Nora Schlocker

Geboren 1983 in Rum, Österreich, studierte Nora Schlocker an der Hochschule für Schauspielkunst «Ernst Busch» in Berlin Regie. Von 2008 bis 2011 war sie Hausregisseurin am Deutschen Nationaltheater Weimar, von 2011 bis 2014 am Düsseldorfer Schauspielhaus. Zudem entstanden Arbeiten am Maxim Gorki Theater Berlin, am Schauspielhaus Wien, am Schauspiel Stuttgart, am Residenztheater, am Centraltheater Leipzig, am Nationaltheater Mannheim, am Deutschen Theater Berlin und am Staatsschauspiel Dresden.

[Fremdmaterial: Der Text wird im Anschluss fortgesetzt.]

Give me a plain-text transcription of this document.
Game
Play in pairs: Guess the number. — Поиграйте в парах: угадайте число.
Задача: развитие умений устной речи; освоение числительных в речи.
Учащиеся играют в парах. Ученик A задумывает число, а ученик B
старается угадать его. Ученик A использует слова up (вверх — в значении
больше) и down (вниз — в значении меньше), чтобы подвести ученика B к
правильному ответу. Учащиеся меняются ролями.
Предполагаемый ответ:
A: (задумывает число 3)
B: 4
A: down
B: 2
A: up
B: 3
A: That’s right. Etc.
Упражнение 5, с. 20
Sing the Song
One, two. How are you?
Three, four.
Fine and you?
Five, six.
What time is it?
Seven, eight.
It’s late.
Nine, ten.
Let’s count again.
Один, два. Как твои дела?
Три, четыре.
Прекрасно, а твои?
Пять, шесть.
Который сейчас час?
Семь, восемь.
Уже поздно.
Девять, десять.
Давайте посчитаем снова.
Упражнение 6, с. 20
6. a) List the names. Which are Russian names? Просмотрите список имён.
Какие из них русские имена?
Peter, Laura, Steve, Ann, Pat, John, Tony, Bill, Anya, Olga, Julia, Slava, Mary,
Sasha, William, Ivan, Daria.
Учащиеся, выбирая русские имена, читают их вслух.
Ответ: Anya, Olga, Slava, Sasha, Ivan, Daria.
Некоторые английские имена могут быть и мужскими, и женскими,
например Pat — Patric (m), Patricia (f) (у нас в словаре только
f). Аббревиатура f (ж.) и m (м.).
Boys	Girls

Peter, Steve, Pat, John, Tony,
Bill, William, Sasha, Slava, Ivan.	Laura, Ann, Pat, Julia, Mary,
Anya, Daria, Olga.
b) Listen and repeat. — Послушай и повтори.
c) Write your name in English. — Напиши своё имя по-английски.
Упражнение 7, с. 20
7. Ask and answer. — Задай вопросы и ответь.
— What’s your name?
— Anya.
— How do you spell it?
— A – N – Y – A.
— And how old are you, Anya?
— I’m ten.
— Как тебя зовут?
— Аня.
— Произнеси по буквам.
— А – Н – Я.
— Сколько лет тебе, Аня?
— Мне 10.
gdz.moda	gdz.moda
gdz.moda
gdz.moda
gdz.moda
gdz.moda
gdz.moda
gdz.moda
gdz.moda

Seit 2015 ist sie Hausregisseurin am Theater Basel. Dort brachte sie u. a. Stücke von Ewald Palmetshofer zur Uraufführung: «Edward II. Die Liebe bin ich» nach Christopher Marlowe, entstanden als Koproduktion mit dem Schauspielhaus Wien und den Wiener Festwochen und eingeladen zum Schweizer Theatertreffen 2016, sowie «Vor Sonnenaufgang» nach Gerhart Hauptmann, eingeladen zu den 43. Mülheimer Theatertagen NRW und zum Heidelberger Stückemarkt 2018.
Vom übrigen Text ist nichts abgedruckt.